Before you think I’m some sort of auteur, pay attention and the hints are dropped with a subtlety that even Agatha Christie would balk at. The important scene is the one where Bond and Q meet in the National Gallery in front of the Turner painting “The Fighting Temeraire tugged to her last berth to be broken up“.

The painting shows a great  sail powered warship being taken to the breakers by a steam ship. Modern propulsion triumphs over the once great, but now obsolete predecessor.

This is the recurring theme through the film. It’s suggested that M should retire because the world has changed. That agents in the field are less important than nerds with computers and so on. By the end though, fortune has been reversed – the iconic 1960’s Aston Martin is a better mode of transport than a modern car, even if M comments on its lack of comfort. At least when it was bought, someone ticked the option box marked “machine guns”  (Well, you would wouldn’t you) and the final blow is struck with a knife. No one dies by iPad.

A strong central theme is important for a story and it certainly provides both poignancy and purpose for Skyfall.

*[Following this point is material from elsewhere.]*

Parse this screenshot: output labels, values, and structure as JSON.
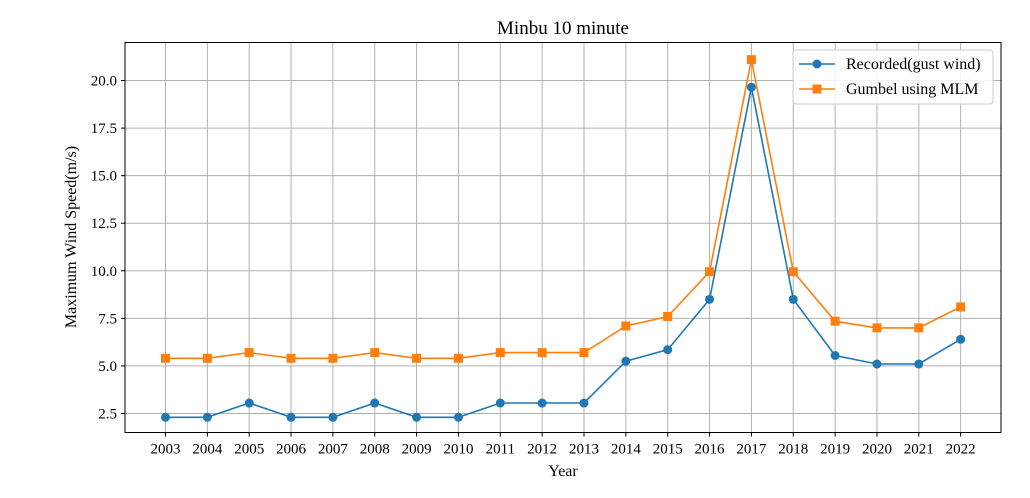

Returning to the painting though, there is another lesson for the writer. Turner didn’t see the scene he portrayed. The Temeraire would have been little more than a hull by the time she was hauled to be scrapped. Masts and cannon would have been removed, as would anything of value. Despite this, the scene shows her in her prime – not because it’s accurate but because it makes for a better story. It’s as much fiction as the film, and just as entertaining.